Correa estimates the compensation figure at around 350 million dollars a year.
"Ecuador doesn't ask for charity," he said, "but does ask that the international community share in the sacrifice."
The recently-elected left-wing government says that oil revenues are vital for social development because more than half of its 13 million citizens live in abject poverty.
Ecuador is currently burdened with 15 billion dollars of external debt, including a substantial amount owed to the World Bank and Inter-American Development Bank.
While apparently pleased with the government's position, leaders of the indigenous people of Yasuni National Park in the Amazon say they are not convinced that those in power would keep their promise.
"We want Carlos to be fired," said Moi Enomenga, leader of the Waorani indigenous people on whose lands the possible extraction would take place, referring to Carlos Pareja Yanuzeli, the head of the state-owned Petro-Ecuador oil company. "They are destroying our lands. We don't want any oil companies in our area."

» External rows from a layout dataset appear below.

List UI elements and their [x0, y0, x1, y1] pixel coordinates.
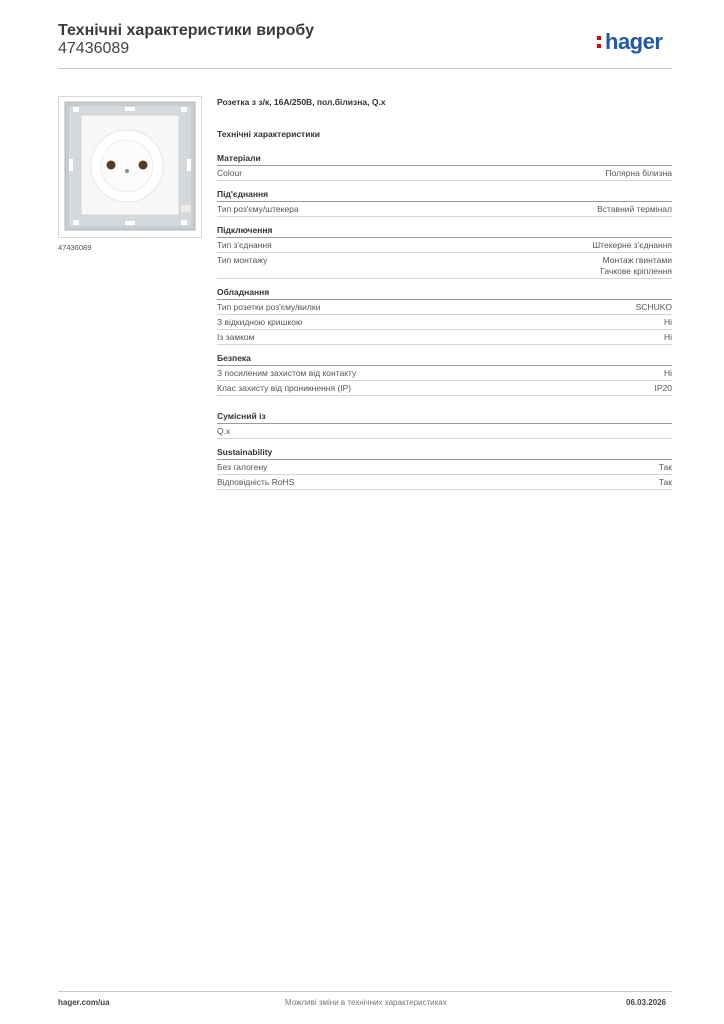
socket-outlet-icon — [59, 97, 201, 237]
spec-value-line: Гачкове кріплення — [600, 266, 672, 276]
spec-value-line: Ні — [663, 332, 672, 342]
product-code: 47436089 — [58, 40, 130, 57]
spec-value — [605, 168, 672, 179]
spec-heading: Технічні характеристики — [217, 129, 320, 139]
spec-label: Тип монтажу — [217, 255, 268, 265]
spec-value-line: Так — [658, 477, 672, 487]
footer-website: hager.com/ua — [58, 998, 110, 1007]
spec-value — [664, 317, 672, 328]
spec-section — [217, 152, 672, 181]
spec-value — [600, 255, 672, 277]
spec-row — [217, 202, 672, 217]
hager-logo — [597, 29, 662, 55]
logo-dots-icon — [597, 34, 603, 50]
spec-value — [664, 368, 672, 379]
spec-label: З посиленим захистом від контакту — [217, 368, 357, 378]
section-title: Sustainability — [217, 446, 672, 460]
spec-row — [217, 253, 672, 279]
spec-label: З відкидною кришкою — [217, 317, 303, 327]
image-caption: 47436089 — [58, 243, 92, 252]
spec-row — [217, 330, 672, 345]
footer-date: 06.03.2026 — [626, 998, 667, 1007]
spec-value — [636, 302, 672, 313]
spec-label: Тип розетки роз'єму/вилки — [217, 302, 321, 312]
section-title: Безпека — [217, 352, 672, 366]
spec-value-line: Так — [658, 462, 672, 472]
spec-section — [217, 352, 672, 396]
spec-row — [217, 424, 672, 439]
spec-value-line: Полярна білизна — [605, 168, 672, 178]
spec-label: Без галогену — [217, 462, 268, 472]
product-name: Розетка з з/к, 16А/250В, пол.білизна, Q.x — [217, 97, 386, 107]
spec-label: Тип з'єднання — [217, 240, 272, 250]
logo-text: hager — [605, 29, 663, 54]
spec-section — [217, 286, 672, 345]
product-image — [58, 96, 202, 238]
spec-row — [217, 475, 672, 490]
spec-panel — [217, 96, 672, 497]
spec-label: Клас захисту від проникнення (IP) — [217, 383, 352, 393]
spec-section — [217, 446, 672, 490]
section-title: Сумісний із — [217, 410, 672, 424]
spec-label: Тип роз'єму/штекера — [217, 204, 299, 214]
header-divider — [58, 68, 672, 69]
page-title: Технічні характеристики виробу — [58, 22, 314, 39]
section-title: Матеріали — [217, 152, 672, 166]
spec-value-line: Монтаж гвинтами — [602, 255, 672, 265]
spec-value-line: Штекерне з'єднання — [592, 240, 672, 250]
spec-row — [217, 366, 672, 381]
spec-value-line: SCHUKO — [635, 302, 672, 312]
spec-value — [655, 383, 673, 394]
footer-notice: Можливі зміни в технічних характеристиках — [285, 998, 447, 1007]
spec-row — [217, 238, 672, 253]
spec-section — [217, 224, 672, 279]
spec-label: Q.x — [217, 426, 231, 436]
spec-row — [217, 460, 672, 475]
section-title: Обладнання — [217, 286, 672, 300]
section-title: Підключення — [217, 224, 672, 238]
spec-value — [664, 332, 672, 343]
footer-divider — [58, 991, 672, 992]
spec-row — [217, 315, 672, 330]
spec-value-line: Ні — [663, 368, 672, 378]
spec-section — [217, 410, 672, 439]
spec-value — [659, 462, 672, 473]
spec-value-line: Вставний термінал — [597, 204, 672, 214]
spec-value — [597, 204, 672, 215]
section-title: Під'єднання — [217, 188, 672, 202]
spec-label: Із замком — [217, 332, 255, 342]
spec-value — [592, 240, 672, 251]
spec-value — [659, 477, 672, 488]
spec-row — [217, 381, 672, 396]
spec-value-line: Ні — [663, 317, 672, 327]
spec-row — [217, 300, 672, 315]
spec-sections — [217, 152, 672, 490]
spec-label: Colour — [217, 168, 243, 178]
spec-section — [217, 188, 672, 217]
spec-label: Відповідність RoHS — [217, 477, 295, 487]
spec-row — [217, 166, 672, 181]
spec-value-line: IP20 — [654, 383, 672, 393]
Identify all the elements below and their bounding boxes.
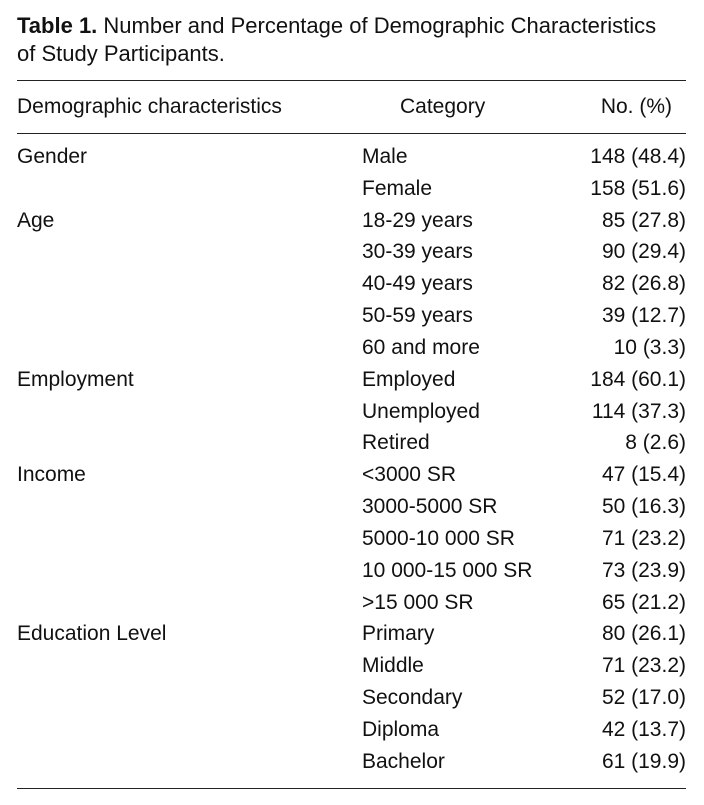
table-body [0, 141, 704, 778]
category-cell: Male [362, 145, 408, 168]
value-cell: 52 (17.0) [601, 686, 686, 710]
table-row [0, 618, 704, 650]
table-row [0, 427, 704, 459]
value-cell: 8 (2.6) [625, 431, 686, 455]
value-cell: 158 (51.6) [590, 176, 686, 200]
value-cell: 39 (12.7) [601, 304, 686, 328]
value-cell: 148 (48.4) [590, 145, 686, 168]
value-cell: 82 (26.8) [601, 272, 686, 296]
table-row [0, 650, 704, 682]
header-category: Category [400, 95, 486, 118]
category-cell: Retired [362, 431, 430, 455]
category-cell: Primary [362, 622, 435, 646]
table-row [0, 682, 704, 714]
category-cell: Unemployed [362, 399, 480, 423]
value-cell: 85 (27.8) [601, 208, 686, 232]
category-cell: 40-49 years [362, 272, 473, 296]
characteristic-cell: Age [17, 208, 55, 232]
table-row [0, 714, 704, 746]
table-row [0, 364, 704, 396]
table-header-row [0, 92, 704, 122]
table-label: Table 1. [17, 13, 98, 38]
category-cell: Employed [362, 367, 456, 391]
value-cell: 42 (13.7) [601, 717, 686, 741]
category-cell: Secondary [362, 686, 463, 710]
value-cell: 65 (21.2) [601, 590, 686, 614]
table-row [0, 332, 704, 364]
header-rule [17, 133, 686, 134]
value-cell: 61 (19.9) [601, 749, 686, 773]
category-cell: Bachelor [362, 749, 445, 773]
table-row [0, 396, 704, 428]
header-characteristic: Demographic characteristics [17, 95, 282, 118]
category-cell: 3000-5000 SR [362, 495, 498, 519]
table-caption [17, 12, 677, 68]
header-number: No. (%) [600, 95, 672, 118]
value-cell: 184 (60.1) [590, 367, 686, 391]
category-cell: Diploma [362, 717, 440, 741]
top-rule [17, 80, 686, 81]
category-cell: Middle [362, 654, 424, 678]
table-row [0, 555, 704, 587]
value-cell: 47 (15.4) [601, 463, 686, 487]
table-row [0, 173, 704, 205]
table-row [0, 523, 704, 555]
table-title: Number and Percentage of Demographic Characteristics of Study Participants. [17, 13, 657, 66]
characteristic-cell: Gender [17, 145, 88, 168]
table-row [0, 300, 704, 332]
table-row [0, 459, 704, 491]
category-cell: 60 and more [362, 335, 480, 359]
table-row [0, 587, 704, 619]
category-cell: 30-39 years [362, 240, 473, 264]
value-cell: 90 (29.4) [601, 240, 686, 264]
table-row [0, 236, 704, 268]
value-cell: 73 (23.9) [601, 558, 686, 582]
category-cell: <3000 SR [362, 463, 456, 487]
characteristic-cell: Income [17, 463, 86, 487]
category-cell: 10 000-15 000 SR [362, 558, 533, 582]
bottom-rule [17, 788, 686, 789]
value-cell: 71 (23.2) [601, 654, 686, 678]
category-cell: 50-59 years [362, 304, 473, 328]
value-cell: 71 (23.2) [601, 526, 686, 550]
table-row [0, 141, 704, 173]
category-cell: 5000-10 000 SR [362, 526, 515, 550]
value-cell: 50 (16.3) [601, 495, 686, 519]
table-row [0, 268, 704, 300]
value-cell: 10 (3.3) [613, 335, 686, 359]
value-cell: 114 (37.3) [591, 399, 686, 423]
characteristic-cell: Education Level [17, 622, 167, 646]
characteristic-cell: Employment [17, 367, 134, 391]
table-row [0, 205, 704, 237]
category-cell: >15 000 SR [362, 590, 474, 614]
table-row [0, 491, 704, 523]
value-cell: 80 (26.1) [601, 622, 686, 646]
category-cell: Female [362, 176, 433, 200]
category-cell: 18-29 years [362, 208, 473, 232]
table-row [0, 746, 704, 778]
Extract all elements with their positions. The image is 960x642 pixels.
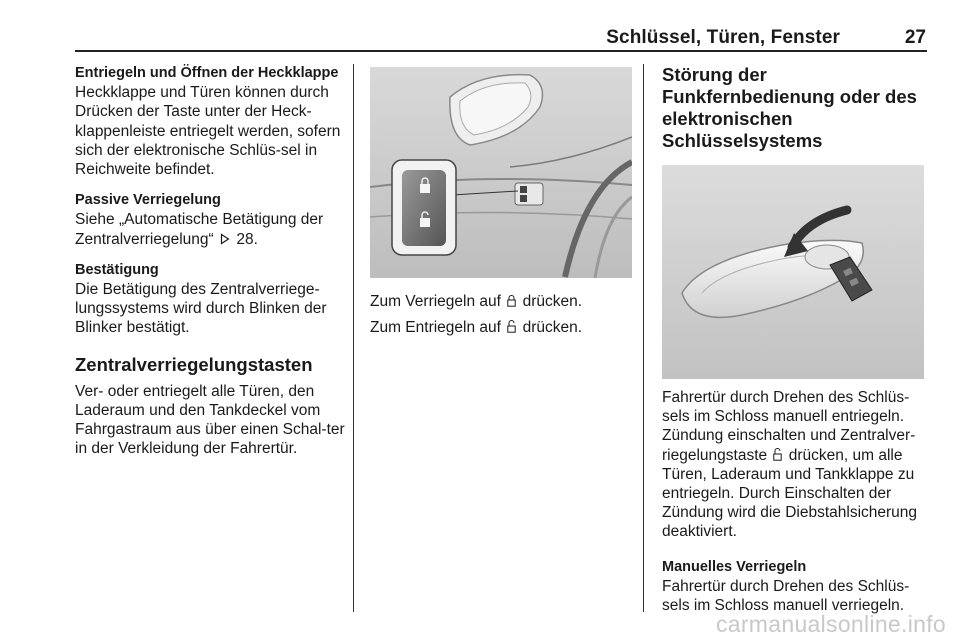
middle-column xyxy=(370,292,635,337)
door-panel-illustration xyxy=(370,67,632,278)
page-reference[interactable]: 28. xyxy=(236,230,258,248)
right-column-lower xyxy=(662,388,927,615)
lock-instruction-prefix: Zum Verriegeln auf xyxy=(370,293,501,310)
heading-passive-locking: Passive Verriegelung xyxy=(75,192,221,209)
unlock-instruction xyxy=(370,318,635,337)
watermark: carmanualsonline.info xyxy=(715,611,946,637)
heading-confirmation: Bestätigung xyxy=(75,261,159,278)
paragraph-passive-locking xyxy=(75,210,347,248)
paragraph-confirmation: Die Betätigung des Zentralverriege-lungssystems wird durch Blinken der Blinker bestätigt. xyxy=(75,281,327,337)
heading-tailgate: Entriegeln und Öffnen der Heckklappe xyxy=(75,65,339,81)
header-rule xyxy=(75,50,927,52)
running-header-title: Schlüssel, Türen, Fenster xyxy=(606,27,840,48)
reference-triangle-icon xyxy=(220,233,230,245)
page-number: 27 xyxy=(904,27,926,48)
heading-central-locking-buttons: Zentralverriegelungstasten xyxy=(75,353,313,375)
lock-open-icon xyxy=(507,320,516,333)
passive-locking-text: Siehe „Automatische Betätigung der Zentralverriegelung“ xyxy=(75,211,324,248)
door-handle-illustration xyxy=(662,165,924,379)
heading-remote-failure: Störung der Funkfernbedienung oder des elektronischen Schlüsselsystems xyxy=(662,64,917,151)
left-column xyxy=(75,64,347,458)
door-panel-drawing xyxy=(370,67,632,278)
column-divider-left xyxy=(353,64,354,612)
ignition-text-suffix: drücken, um alle Türen, Laderaum und Tankklappe zu entriegeln. Durch Einschalten der Zündung wird die Diebstahlsicherung deaktiviert. xyxy=(662,446,918,541)
heading-manual-locking: Manuelles Verriegeln xyxy=(662,558,807,575)
unlock-instruction-suffix: drücken. xyxy=(522,319,583,337)
lock-instruction xyxy=(370,292,635,311)
lock-closed-icon xyxy=(507,294,516,307)
paragraph-manual-unlocking-2 xyxy=(662,426,927,541)
paragraph-tailgate: Heckklappe und Türen können durch Drücken der Taste unter der Heck-klappenleiste entriegelt werden, sofern sich der elektronische Schlüs-sel in Reichweite befindet. xyxy=(75,84,341,179)
unlock-instruction-prefix: Zum Entriegeln auf xyxy=(370,319,501,337)
lock-open-icon xyxy=(773,448,782,461)
door-handle-drawing xyxy=(662,165,924,379)
paragraph-manual-locking: Fahrertür durch Drehen des Schlüs-sels im Schloss manuell verriegeln. xyxy=(662,577,910,615)
lock-instruction-suffix: drücken. xyxy=(522,293,583,310)
column-divider-right xyxy=(643,64,644,612)
paragraph-manual-unlocking-1: Fahrertür durch Drehen des Schlüs-sels im Schloss manuell entriegeln. xyxy=(662,389,910,426)
paragraph-central-locking-buttons: Ver- oder entriegelt alle Türen, den Laderaum und den Tankdeckel vom Fahrgastraum aus über einen Schal-ter in der Verkleidung der Fahrertür. xyxy=(75,382,345,458)
ignition-text-prefix: Zündung einschalten und Zentralver-riegelungstaste xyxy=(662,427,916,464)
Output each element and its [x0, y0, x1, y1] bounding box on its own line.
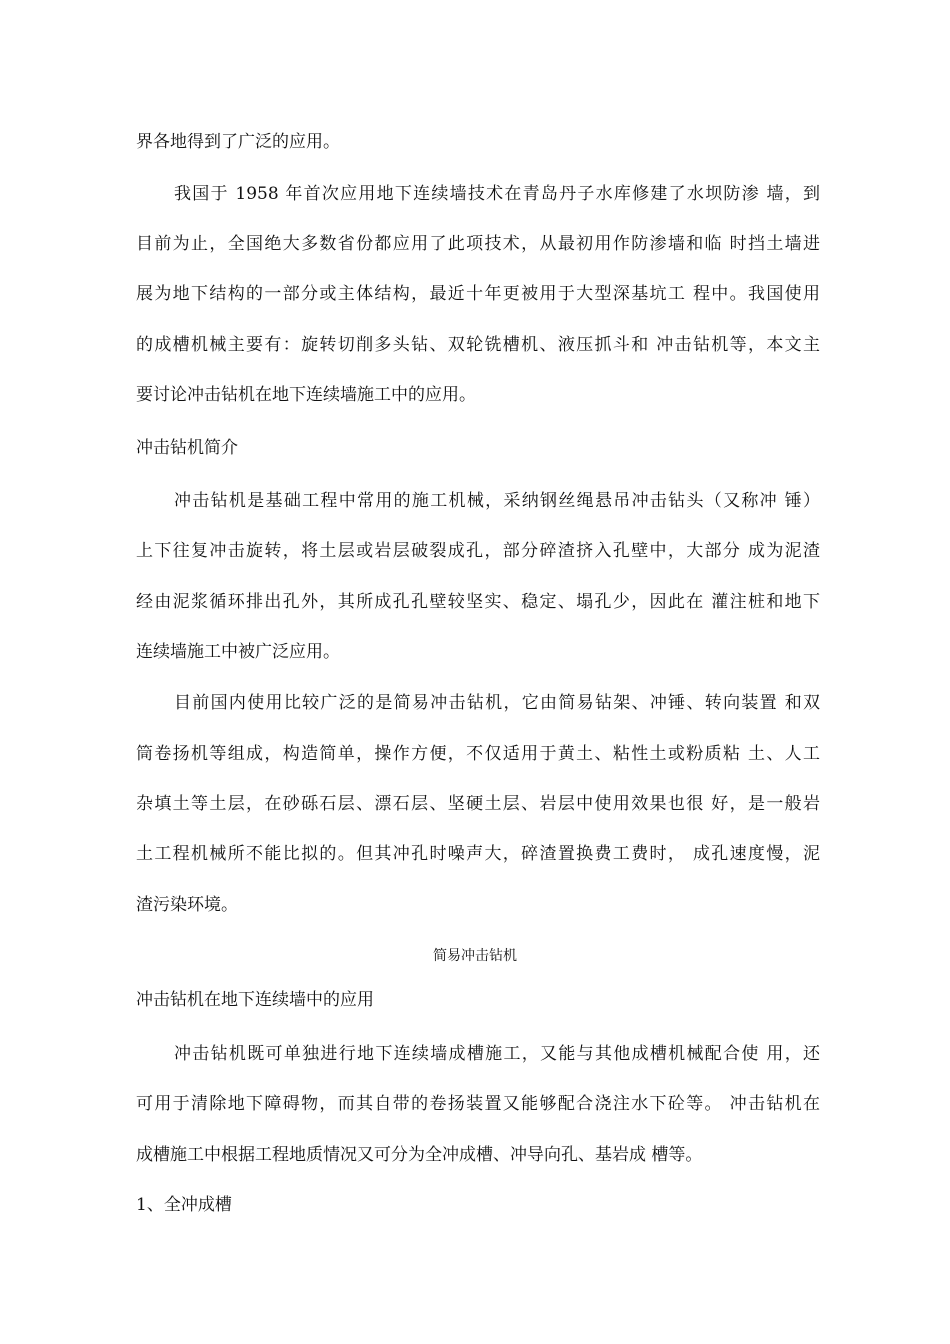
paragraph-3-line-3: 杂填土等土层，在砂砾石层、漂石层、坚硬土层、岩层中使用效果也很 好，是一般岩: [136, 794, 820, 814]
paragraph-3-line-2: 筒卷扬机等组成，构造简单，操作方便，不仅适用于黄土、粘性土或粉质粘 土、人工: [136, 744, 820, 764]
paragraph-2-line-1: 冲击钻机是基础工程中常用的施工机械，采纳钢丝绳悬吊冲击钻头（又称冲 锤）: [174, 491, 820, 511]
paragraph-4-line-3: 成槽施工中根据工程地质情况又可分为全冲成槽、冲导向孔、基岩成 槽等。: [136, 1145, 703, 1165]
paragraph-1-line-2: 目前为止，全国绝大多数省份都应用了此项技术，从最初用作防渗墙和临 时挡土墙进: [136, 234, 820, 254]
paragraph-1-line-4: 的成槽机械主要有：旋转切削多头钻、双轮铣槽机、液压抓斗和 冲击钻机等，本文主: [136, 335, 820, 355]
paragraph-1-line-3: 展为地下结构的一部分或主体结构，最近十年更被用于大型深基坑工 程中。我国使用: [136, 284, 820, 304]
figure-caption: 简易冲击钻机: [433, 948, 517, 964]
section-heading-intro: 冲击钻机简介: [136, 438, 238, 458]
paragraph-3-line-1: 目前国内使用比较广泛的是简易冲击钻机，它由简易钻架、冲锤、转向装置 和双: [174, 693, 820, 713]
subsection-heading-full-punch: 1、全冲成槽: [136, 1195, 232, 1215]
fragment-line: 界各地得到了广泛的应用。: [136, 132, 340, 152]
paragraph-4-line-2: 可用于清除地下障碍物，而其自带的卷扬装置又能够配合浇注水下砼等。 冲击钻机在: [136, 1094, 820, 1114]
paragraph-3-line-4: 土工程机械所不能比拟的。但其冲孔时噪声大，碎渣置换费工费时， 成孔速度慢，泥: [136, 844, 820, 864]
paragraph-3-line-5: 渣污染环境。: [136, 895, 238, 915]
section-heading-application: 冲击钻机在地下连续墙中的应用: [136, 990, 374, 1010]
paragraph-2-line-4: 连续墙施工中被广泛应用。: [136, 642, 340, 662]
paragraph-2-line-2: 上下往复冲击旋转，将土层或岩层破裂成孔，部分碎渣挤入孔壁中，大部分 成为泥渣: [136, 541, 820, 561]
paragraph-4-line-1: 冲击钻机既可单独进行地下连续墙成槽施工，又能与其他成槽机械配合使 用，还: [174, 1044, 820, 1064]
paragraph-1-line-1: 我国于 1958 年首次应用地下连续墙技术在青岛丹子水库修建了水坝防渗 墙，到: [174, 184, 820, 204]
paragraph-1-line-5: 要讨论冲击钻机在地下连续墙施工中的应用。: [136, 385, 476, 405]
paragraph-2-line-3: 经由泥浆循环排出孔外，其所成孔孔壁较坚实、稳定、塌孔少，因此在 灌注桩和地下: [136, 592, 820, 612]
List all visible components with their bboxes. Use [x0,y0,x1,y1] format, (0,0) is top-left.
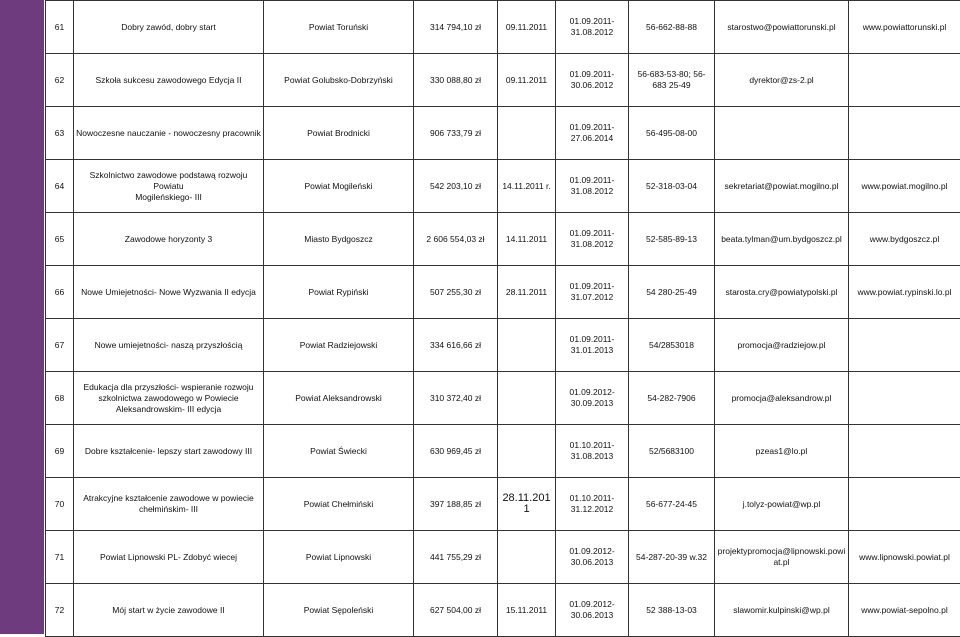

Yanuzeli is viewed by indigenous people as a staunch advocate for oil companies.
According to indigenous leaders, without seeking their permission, some oil companies, including Spain's Repsol and Brazil's Petrobras, are already operating in the area, which spans over two million hectares of rainforest.
The oil reserves are located in indigenous territory known as "Ishapingo-Tiputini-Tambococha (ITT)," which lies within the boundaries of the Yasuni National Park, an area designated a "biosphere reserve" by the U.N. Educational, Scientific and Cultural Organisation (UNESCO).
According to the World Conservation Union, the Yasuni Park is home to 25 species threatened by extinction, including the tapir, the largest land mammal on the continent, and 10 monkey species. The forest is also one of the most diverse places in the world for bird and tree species.
The Waorani people, who live in voluntary isolation in the ITT zone, are renowned for their giant spears. Their survival is completely dependent upon the rainforest.
Supporters of indigenous peoples' rights from the scientific community say Correa's appeal for compensation is an unprecedented chance to work with a progressive government in order to save one of the wildest and most abundant spots on Earth.
"What are urgently needed now are viable proposals from the international community to Correa," Dr. Matt Finer, an ecologist who works with the conservation group Save America's Forests, told IPS.
In an interview, Max Christian of the University of Maryland's Sustainable Development and Conservation Biology programme, described Correa's suggestion as "a landmark opportunity" for the world to help protect Yasuni's "astounding biodiversity".
The U.N. Convention on Biodiversity, which has been signed or ratified by 190 countries, calls for significant reduction in the loss of biodiversity by 2010. The treaty recognises that indigenous peoples' knowledge of various plant and animal species is vital to save life on Earth.
Some of those in solidarity with the indigenous struggles for the protection of lands and resources from outside interference say they like Correa's proposal, but have serious objections to what they see as an attempt to put a dollar price on native people's right to exist.
"Let's call things by their proper name," said Brian Keane, director of the indigenous rights organisation Land is Life. "Money is money, oil is oil, blood is blood, genocide is genocide."